Meurtre de Khashoggi : L’Arabie saoudite négocie-t-elle une issue de secours pour échapper à la justice?

Le président Recep Tayyip Erdogan a décidé de sacrifier les efforts turcs pour obtenir justice pour le meurtre brutal du chroniqueur du Washington Post Jamal Khashoggi, apparemment dans l’espoir d’attirer le soutien financier et les investissements saoudiens pour l’économie turque ravagée par l’inflation.

Cela semble être ce qui se cache derrière l’annonce soudaine par le procureur principal dans le procès en abstentia de 26 Saoudiens inculpés pour le meurtre de Khashoggi que l’affaire devrait être déplacée en Arabie saoudite. Le bureau du procureur général saoudien avait demandé le transfert, et de toute évidence, les tribunaux turcs prévoient de s’y conformer.

La décision reflète le désir apparent d’Erdogan d’améliorer les relations turco-saoudiennes et d’en récolter les fruits financiers, comme il l’a fait avec les Émirats arabes unis, en particulier avec le prince héritier d’Abou Dhabi, Mohammed bin Zayed. Les deux dirigeants se sont récemment rendus dans les capitales l’un de l’autre, mettant fin à une décennie d’hostilité qui a culminé avec l’annonce par Abou Dhabi de son intention de réaliser 10 milliards de dollars de nouveaux investissements en Turquie.

La rivalité turco-émiratie reflétait les tensions laissées par les bouleversements politiques du printemps arabe de 2011. Erdogan a cherché à soutenir les gouvernements islamistes nouvellement élus en Tunisie et en Égypte et à fournir une assistance aux acteurs islamistes qui se disputent le pouvoir, de la Libye à la Syrie.

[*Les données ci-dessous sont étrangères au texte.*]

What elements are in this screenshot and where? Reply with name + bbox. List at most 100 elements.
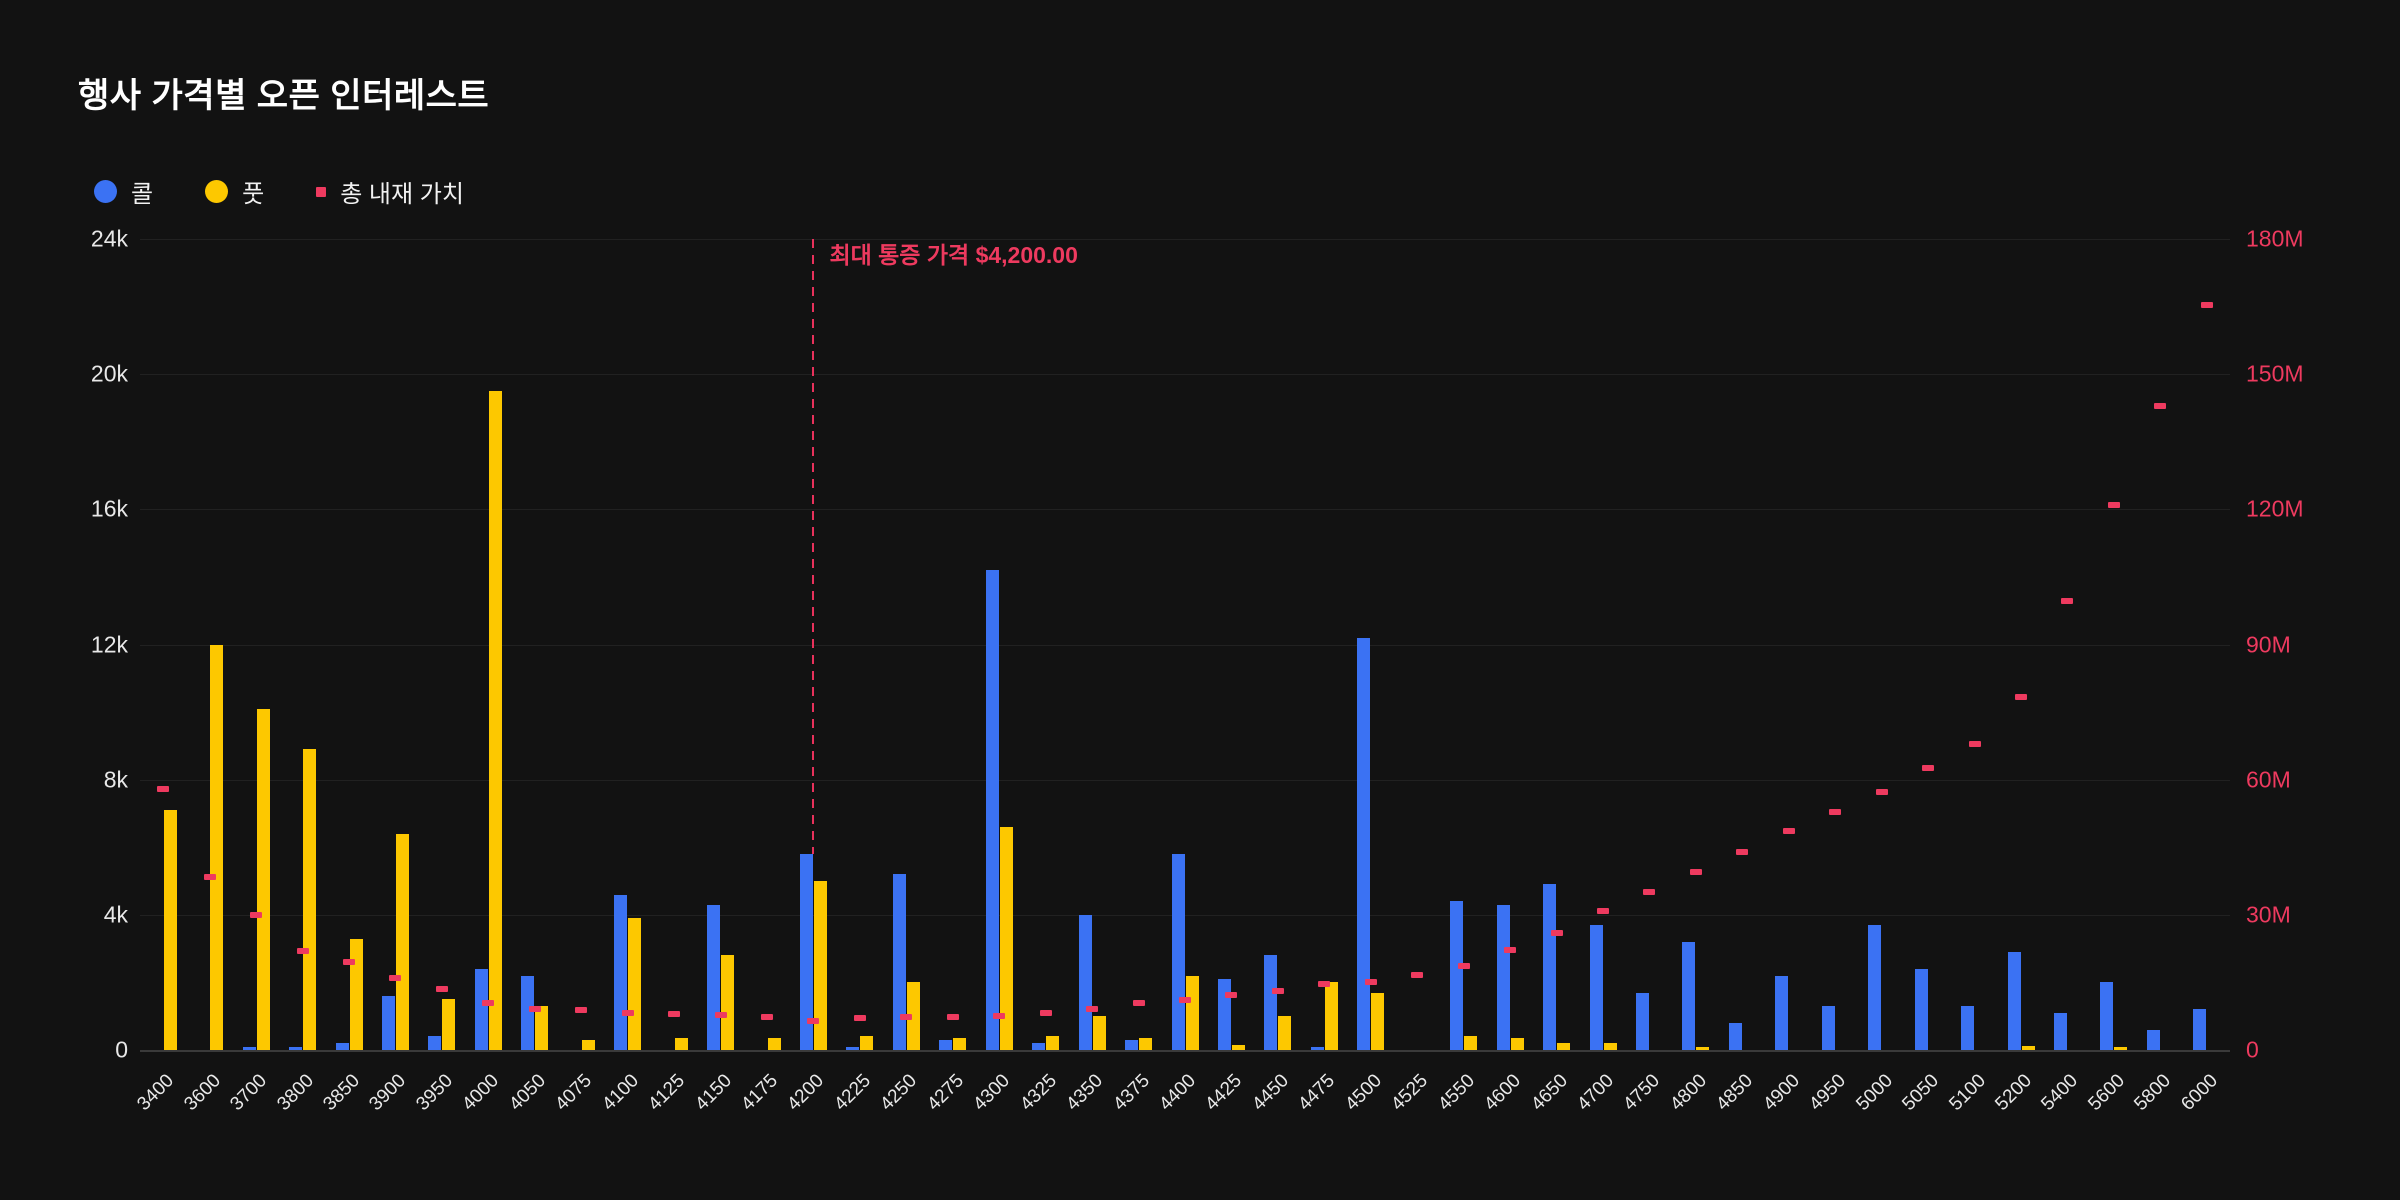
intrinsic-value-dot-4475[interactable] (1318, 980, 1331, 987)
bar-call-3900[interactable] (381, 995, 395, 1050)
bar-put-4050[interactable] (535, 1006, 549, 1050)
bar-call-4100[interactable] (614, 894, 628, 1050)
bar-put-3850[interactable] (349, 938, 363, 1050)
bar-put-4250[interactable] (906, 982, 920, 1050)
bar-put-4275[interactable] (953, 1038, 967, 1050)
bar-put-4650[interactable] (1557, 1043, 1571, 1050)
bar-call-4350[interactable] (1078, 914, 1092, 1050)
intrinsic-value-dot-4600[interactable] (1504, 946, 1517, 953)
bar-call-4275[interactable] (939, 1039, 953, 1050)
bar-put-3900[interactable] (395, 833, 409, 1050)
bar-call-4225[interactable] (846, 1046, 860, 1050)
bar-call-4700[interactable] (1589, 924, 1603, 1050)
intrinsic-value-dot-4400[interactable] (1179, 997, 1191, 1004)
bar-call-4500[interactable] (1357, 637, 1371, 1050)
bar-call-5800[interactable] (2146, 1029, 2160, 1050)
intrinsic-value-dot-6000[interactable] (2200, 302, 2213, 309)
bar-put-4700[interactable] (1603, 1043, 1617, 1050)
intrinsic-value-dot-3400[interactable] (157, 785, 170, 792)
bar-put-4450[interactable] (1278, 1016, 1292, 1050)
bar-call-4450[interactable] (1264, 955, 1278, 1050)
intrinsic-value-dot-3600[interactable] (203, 873, 216, 880)
intrinsic-value-dot-4125[interactable] (668, 1010, 681, 1017)
intrinsic-value-dot-4550[interactable] (1457, 963, 1470, 970)
bar-call-3950[interactable] (428, 1036, 442, 1050)
bar-call-3700[interactable] (242, 1046, 256, 1050)
bar-call-4600[interactable] (1496, 904, 1510, 1050)
intrinsic-value-dot-4650[interactable] (1550, 929, 1563, 936)
intrinsic-value-dot-4425[interactable] (1225, 992, 1238, 999)
intrinsic-value-dot-4100[interactable] (621, 1010, 634, 1017)
intrinsic-value-dot-3700[interactable] (250, 911, 263, 918)
intrinsic-value-dot-4350[interactable] (1086, 1005, 1099, 1012)
intrinsic-value-dot-4300[interactable] (993, 1012, 1006, 1019)
intrinsic-value-dot-4075[interactable] (575, 1007, 588, 1014)
bar-put-4350[interactable] (1092, 1016, 1106, 1050)
bar-put-4425[interactable] (1231, 1044, 1245, 1050)
legend-item-1[interactable]: 콜 (94, 174, 153, 209)
bar-put-4175[interactable] (767, 1038, 781, 1050)
intrinsic-value-dot-5400[interactable] (2061, 598, 2074, 605)
bar-put-4000[interactable] (488, 391, 502, 1050)
intrinsic-value-dot-4000[interactable] (482, 999, 495, 1006)
legend-item-3[interactable]: 총 내재 가치 (316, 174, 464, 209)
bar-put-5600[interactable] (2114, 1046, 2128, 1050)
bar-put-4400[interactable] (1185, 975, 1199, 1050)
bar-call-4650[interactable] (1543, 884, 1557, 1050)
bar-call-6000[interactable] (2193, 1009, 2207, 1050)
intrinsic-value-dot-4850[interactable] (1736, 849, 1749, 856)
bar-put-3600[interactable] (210, 644, 224, 1050)
intrinsic-value-dot-4800[interactable] (1689, 869, 1702, 876)
intrinsic-value-dot-4500[interactable] (1364, 979, 1377, 986)
bar-put-4325[interactable] (1046, 1036, 1060, 1050)
intrinsic-value-dot-4275[interactable] (946, 1013, 959, 1020)
bar-call-5600[interactable] (2100, 982, 2114, 1050)
bar-call-4800[interactable] (1682, 941, 1696, 1050)
intrinsic-value-dot-4225[interactable] (853, 1014, 866, 1021)
intrinsic-value-dot-4050[interactable] (528, 1006, 541, 1013)
bar-put-3400[interactable] (163, 810, 177, 1050)
bar-put-4500[interactable] (1371, 992, 1385, 1050)
intrinsic-value-dot-4200[interactable] (807, 1017, 820, 1024)
intrinsic-value-dot-3850[interactable] (343, 959, 355, 966)
intrinsic-value-dot-4950[interactable] (1829, 808, 1842, 815)
bar-call-5200[interactable] (2007, 952, 2021, 1050)
intrinsic-value-dot-4325[interactable] (1039, 1010, 1052, 1017)
bar-call-4375[interactable] (1125, 1039, 1139, 1050)
bar-call-4850[interactable] (1728, 1022, 1742, 1050)
bar-call-4300[interactable] (985, 570, 999, 1050)
intrinsic-value-dot-5800[interactable] (2154, 403, 2167, 410)
bar-put-4150[interactable] (721, 955, 735, 1050)
bar-call-4475[interactable] (1310, 1046, 1324, 1050)
bar-put-4475[interactable] (1324, 982, 1338, 1050)
bar-call-3800[interactable] (289, 1046, 303, 1050)
intrinsic-value-dot-4700[interactable] (1597, 908, 1609, 915)
intrinsic-value-dot-5200[interactable] (2015, 694, 2027, 701)
bar-call-4325[interactable] (1032, 1043, 1046, 1050)
bar-call-4050[interactable] (521, 975, 535, 1050)
intrinsic-value-dot-4450[interactable] (1271, 987, 1284, 994)
bar-call-4250[interactable] (892, 874, 906, 1050)
intrinsic-value-dot-4375[interactable] (1132, 1000, 1145, 1007)
bar-put-4075[interactable] (581, 1039, 595, 1050)
intrinsic-value-dot-4250[interactable] (900, 1013, 913, 1020)
bar-call-4550[interactable] (1450, 901, 1464, 1050)
bar-call-3850[interactable] (335, 1043, 349, 1050)
bar-call-4425[interactable] (1217, 979, 1231, 1050)
intrinsic-value-dot-5600[interactable] (2107, 502, 2120, 509)
bar-put-3800[interactable] (303, 749, 317, 1050)
bar-put-3700[interactable] (256, 708, 270, 1050)
bar-call-5400[interactable] (2053, 1012, 2067, 1050)
bar-put-4125[interactable] (674, 1038, 688, 1050)
intrinsic-value-dot-4750[interactable] (1643, 888, 1656, 895)
bar-put-4800[interactable] (1696, 1046, 1710, 1050)
bar-put-4600[interactable] (1510, 1038, 1524, 1050)
bar-call-4900[interactable] (1775, 975, 1789, 1050)
bar-call-4750[interactable] (1635, 992, 1649, 1050)
intrinsic-value-dot-3950[interactable] (435, 986, 448, 993)
intrinsic-value-dot-4175[interactable] (761, 1013, 773, 1020)
intrinsic-value-dot-5100[interactable] (1968, 740, 1981, 747)
bar-put-4200[interactable] (813, 881, 827, 1050)
intrinsic-value-dot-3800[interactable] (296, 947, 309, 954)
bar-call-4950[interactable] (1821, 1006, 1835, 1050)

En revanche, les Émirats arabes unis et l’Arabie saoudite ont activement œuvré à saper l’efficacité des gouvernements dirigés par les islamistes et à renforcer les forces contre-révolutionnaires dans toute la région à la suite des manifestations de masse de cette année-là.

Les Émirats arabes unis et l’Arabie saoudite ont accusé la Turquie et le Qatar de soutenir les mouvements islamistes dans la région, une crainte qui les a incités, avec le Bahreïn et l’Égypte, à initier un blocus contre le Qatar en juin 2017, avec l’approbation initiale de l’administration Trump. La décision saoudienne de lever le blocus après l’élection de Biden, et la détente qui a suivi au sein du Conseil de coopération du Golfe, ont établi une tendance vers une diplomatie renforcée dans la région tout au long de 2021, y compris le rapprochement entre la Turquie et les Émirats arabes unis.

Pourtant, les relations turco-saoudiennes sont restées tendues depuis le meurtre et le démembrement de Khashoggi au consulat saoudien à Istanbul en octobre 2018. À l’époque, la publication lente et régulière d’informations par les médias turcs a contribué à maintenir l’attention sur cette histoire horrible, tandis que les enquêtes ultérieures des autorités turques ont conclu que l’équipe qui a exécuté ce meurtre abject était étroitement liée au dirigeant de facto du royaume, le prince héritier Mohammed bin Salman, sinon ordonné par lui. Avec l’annonce que les tribunaux turcs ne chercheront plus à demander des comptes aux meurtriers de Khashoggi, il semble clair qu’Erdogan a décidé de donner la priorité à son avenir politique plutôt qu’à l’élucidation du meurtre de Khashoggi.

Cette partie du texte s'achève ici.